When Mr. Stone reached the office of Paul A. Volcker, chairman of the Fed, he found Harold M. Williams, chairman of the Securities and Exchange Commission (SEC), there and other top monetary officials. He arrived approximately at 1:30 p. m., he told a House Commerce subcommittee here March 31, and left about 5:30 p. m. By the time he left, one of the greatest potential financial calamities of the year had notm happened: Like the Three Mile Island nuclear incident, it had been close, but there had been no silver "meltdown."

What had happened? In brief, the two Hunt brothers of Dallas -- Nelson Bunker Hunt and W. Herbert Hunt -- had run the price of silver up over several years from below $10 an ounce to above $50 an ounce. Buying largely on margin, they had acquired an estimated 200 million ounces, and had then seen the boom turn to a bust as the silver market collapsed.
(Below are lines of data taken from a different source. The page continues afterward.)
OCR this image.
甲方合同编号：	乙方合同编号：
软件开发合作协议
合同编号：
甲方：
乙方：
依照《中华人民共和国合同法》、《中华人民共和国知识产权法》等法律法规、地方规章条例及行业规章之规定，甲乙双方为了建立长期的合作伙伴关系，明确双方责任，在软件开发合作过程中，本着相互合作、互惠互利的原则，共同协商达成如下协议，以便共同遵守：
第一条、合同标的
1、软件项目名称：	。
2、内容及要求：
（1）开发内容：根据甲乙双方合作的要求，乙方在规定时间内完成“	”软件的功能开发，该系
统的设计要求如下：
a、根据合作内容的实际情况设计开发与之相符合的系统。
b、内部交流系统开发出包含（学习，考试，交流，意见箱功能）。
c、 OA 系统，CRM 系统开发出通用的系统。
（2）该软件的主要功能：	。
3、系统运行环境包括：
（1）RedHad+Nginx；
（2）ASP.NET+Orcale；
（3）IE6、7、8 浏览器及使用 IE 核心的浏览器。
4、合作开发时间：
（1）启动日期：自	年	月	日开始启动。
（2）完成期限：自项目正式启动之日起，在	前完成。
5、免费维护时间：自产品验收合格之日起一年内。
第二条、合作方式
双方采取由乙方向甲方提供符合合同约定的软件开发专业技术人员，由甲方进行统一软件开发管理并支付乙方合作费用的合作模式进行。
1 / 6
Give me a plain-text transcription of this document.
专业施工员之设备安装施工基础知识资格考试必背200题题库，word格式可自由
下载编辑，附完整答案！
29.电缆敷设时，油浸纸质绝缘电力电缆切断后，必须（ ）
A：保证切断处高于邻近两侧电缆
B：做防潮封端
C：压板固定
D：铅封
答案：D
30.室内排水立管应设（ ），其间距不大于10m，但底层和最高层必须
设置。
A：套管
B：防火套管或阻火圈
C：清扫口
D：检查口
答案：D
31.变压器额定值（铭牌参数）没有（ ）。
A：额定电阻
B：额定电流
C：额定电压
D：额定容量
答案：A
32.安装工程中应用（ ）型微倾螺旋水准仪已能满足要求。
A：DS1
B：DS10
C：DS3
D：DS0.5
The situation in New York was ripe for a classic stock market "panic." Rumors of trouble in the big brokerage firm handling the Hunt account, Bache Halsey Stuart Shields Inc., and in others, as well as the difficulties for the Hunt brothers and their Arab partners, sent the stock market skittering.

Then word came that the Hunts had enough ready assets to meet the emergency. Modern communication kept Wall Street brokers and traders in immediate touch, unlike panics a century ago. The line held and, at the end, the stock market rebounded. Silver bounced back a little.

Rep. Benjamin S. Rosenthal (D) of New York revealed the Volcker meeting at Commerce, Consumer, and Monetary Affairs Subcommittee hearings held here in a mood of awed anxiety. Chairman Stone of the CFTC said it was a "close thing," to which SEC chairman Williams agreed.

For five years or longer, Mr. Stone said, there had been "cash hoarding" (physical accumulation) of silver. The situation was possible, evidence indicated, because of the huge wealth involved: Some observers regard Nelson Bunker Hunt as the richest man in the world, and he had been operating together with oil-rich Arabs.

Congressman Rosenthal and some of his colleagues argued that federal regulators have been too casual about the Hunts' operations. He said they had made forays into the soybean and sugar markets.

In a unprecedented action, Mr. Rosenthal played aloud in the committee room the transcript of a portion of the July 27, 1979, meeting of Mr. Stone's Commodity Futures Trading Commission discussion.

The Hunt silver episode has renewed discussion in the financial community of the need for "position limits" in the futures markets. These would be aimed at preventing any wealthy individual or financially powerful group from attempting to manipulate the price of a commodity through overwhelming purchases.